Pirate attacks against commercial vessels are increasing in international and territorial waters. The International Maritime Bureau reports 406 attacks during 2009, a 38.5 increase over 2008 and the third successive year of double-digit percentage increases. Somali pirates are responsible for the bulk of these attacks, but attacks also increased off the coasts of Nigeria, Singapore, Bangladesh and several South American nations.
Losses are staggering. According to the IMB, pirates boarded 153 vessels in 2009, seajacking 49, and shipowners paid $90 million to ransom ships, cargoes and crews.
Ransoms, however, account for just a portion of the damages. Hundreds of millions of dollars of property has been pirated, and some owners and operators may never recover the losses. Delivery delays or damage to or theft of cargoes cause losses for cargo owners. Shipowners and operators suffer increased operating costs whether their ships pass through high-risk areas or divert around them.
The international community has focused efforts on deterring pirates. Despite these efforts, the Somali pirates’ success in extracting ransoms may be the reason attacks elsewhere are increasing. Clearly, something more than physical deterrence is necessary. The recent reports of pirate attacks by Mexican drug cartel members on Falcon Lake, which straddles the U.S.-Mexico border, demonstrate that physical deterrence alone is not enough.
The U.S. can take the lead in establishing effective disincentives for foreign states that aid and abet piracy. Injured parties may be able to look to U.S. courts for a forum to hold foreign states responsible for their losses.
Jus cogens, a principle of international law, binds states to respect and enforce certain global norms regardless of whether that state has consented to be so bound. Piracy has been considered a violation of the law of nations for centuries, and the prohibition of piracy is a generally accepted jus cogens norm.
Liability for aiding and abetting piracy has been established in American jurisprudence since pre-colonial times. Liability is routinely ascribed to individuals, but there is no principled reason why states profiting from pirates’ criminal acts should not face civil liability for aiding and abetting piracy and sea robbery.
States profiting from pirates’ criminal acts are the most egregious abettors. Kenya is a prime example. Recent reports indicate Somali pirates work within Kenya’s lax, corrupt legal system to launder ransom money. Somali pirate warlords and their financiers use much of this money to buy real estate in Kenya.
The Kenyan government assesses a 30 percent withholding tax on the gross rental income received from real properties, plus an approximate 1 percent tax on the value of the property and, in Nairobi (where much of the pirates’ money is invested), an 8 percent land value tax.
Kenya clearly and significantly profits from piracy and armed robbery at sea and should be held liable to the private parties its aiding and abetting have harmed.
It’s been said that no good thing comes easy, and that’s certainly true of the search for an effective means to hold state sponsors of piracy responsible for losses caused by pirates.
The chief obstacle preventing a judgment against an aiding and abetting state is that no court, with the possible exception of the abetting states’ own courts, has clear jurisdiction to hear such cases.
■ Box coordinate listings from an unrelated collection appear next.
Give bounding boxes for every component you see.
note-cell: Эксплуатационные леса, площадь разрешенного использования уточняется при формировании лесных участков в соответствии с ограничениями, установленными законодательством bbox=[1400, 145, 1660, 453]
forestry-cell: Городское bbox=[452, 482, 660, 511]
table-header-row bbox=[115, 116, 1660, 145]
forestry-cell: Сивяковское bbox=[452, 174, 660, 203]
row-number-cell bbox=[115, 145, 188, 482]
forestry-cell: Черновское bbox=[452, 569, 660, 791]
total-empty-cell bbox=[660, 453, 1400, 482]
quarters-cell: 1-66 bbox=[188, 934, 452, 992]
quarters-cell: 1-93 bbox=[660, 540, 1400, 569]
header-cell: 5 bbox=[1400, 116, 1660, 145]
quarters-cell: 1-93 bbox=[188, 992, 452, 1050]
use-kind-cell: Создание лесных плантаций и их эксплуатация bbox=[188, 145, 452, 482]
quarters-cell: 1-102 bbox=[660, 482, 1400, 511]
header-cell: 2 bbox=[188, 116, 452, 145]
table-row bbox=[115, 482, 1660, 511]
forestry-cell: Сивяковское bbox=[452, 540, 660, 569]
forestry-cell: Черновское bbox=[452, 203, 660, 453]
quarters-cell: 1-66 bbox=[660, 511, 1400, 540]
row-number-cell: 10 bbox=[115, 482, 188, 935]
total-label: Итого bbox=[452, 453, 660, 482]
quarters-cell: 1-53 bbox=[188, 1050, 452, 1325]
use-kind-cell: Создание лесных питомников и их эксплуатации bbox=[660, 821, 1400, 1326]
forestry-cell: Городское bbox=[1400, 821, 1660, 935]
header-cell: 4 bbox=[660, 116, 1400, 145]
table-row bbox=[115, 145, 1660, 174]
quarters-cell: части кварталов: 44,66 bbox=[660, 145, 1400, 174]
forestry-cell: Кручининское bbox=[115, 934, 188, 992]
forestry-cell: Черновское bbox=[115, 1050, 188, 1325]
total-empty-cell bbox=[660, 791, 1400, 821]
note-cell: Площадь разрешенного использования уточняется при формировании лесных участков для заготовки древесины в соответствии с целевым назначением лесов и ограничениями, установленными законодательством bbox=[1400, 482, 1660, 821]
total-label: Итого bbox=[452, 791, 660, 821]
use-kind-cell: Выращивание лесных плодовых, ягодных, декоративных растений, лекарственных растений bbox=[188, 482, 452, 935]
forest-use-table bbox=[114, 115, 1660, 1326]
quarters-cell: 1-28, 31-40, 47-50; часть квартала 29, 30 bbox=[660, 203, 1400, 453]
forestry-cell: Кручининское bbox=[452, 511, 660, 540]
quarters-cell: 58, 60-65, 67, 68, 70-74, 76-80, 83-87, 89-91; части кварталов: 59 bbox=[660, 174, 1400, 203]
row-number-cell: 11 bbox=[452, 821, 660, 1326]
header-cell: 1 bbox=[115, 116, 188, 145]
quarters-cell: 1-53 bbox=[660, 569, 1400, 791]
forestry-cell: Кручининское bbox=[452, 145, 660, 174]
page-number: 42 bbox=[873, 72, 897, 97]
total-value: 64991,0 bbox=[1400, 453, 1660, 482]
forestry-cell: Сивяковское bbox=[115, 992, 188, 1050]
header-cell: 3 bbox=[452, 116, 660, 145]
Private parties aren’t allowed to institute proceedings in the International Court of Justice, and the federal Foreign Sovereign Immunities Act deprives U.S. courts of jurisdiction over foreign states unless one of the FSIA exceptions applies.
The FSIA exceptions are so restrictive courts rarely find jurisdiction to hear claims against foreign states.
One exception, however narrow, provides promise. The expropriation exception allows a private party to sue a foreign state in U.S. courts in cases in which property is taken in violation of international law, and that property (or property for which it is exchanged) is either (1) present in the United States in connection with a commercial activity carried on in the United States by the foreign state, or (2) not present in the United States but owned or operated by a foreign state’s agency or instrumentality that is engaged in a commercial activity in the United States.
Without doubt, property taken by pirates on the high seas is property taken in violation of international law, and it is possible to prove that agencies or instrumentalities of foreign states engaging in commercial activity in the U.S. may own property exchanged for property taken by pirates.
Those suffering property losses within a foreign state’s territorial waters could not avail themselves of the expropriation exception because attacks within territorial waters are not “piracy” as defined by the 1982 U.N. Convention on the Law of the Sea. Nevertheless, the exception may provide a means to recover losses occurring in international waters. Perhaps more important, lawsuits against foreign states to recover for such losses finally may provide an incentive for aiding and abetting nations to deter future attacks.
Losses to pirates are better avoided, of course, but we need not assume such losses are permanent after all.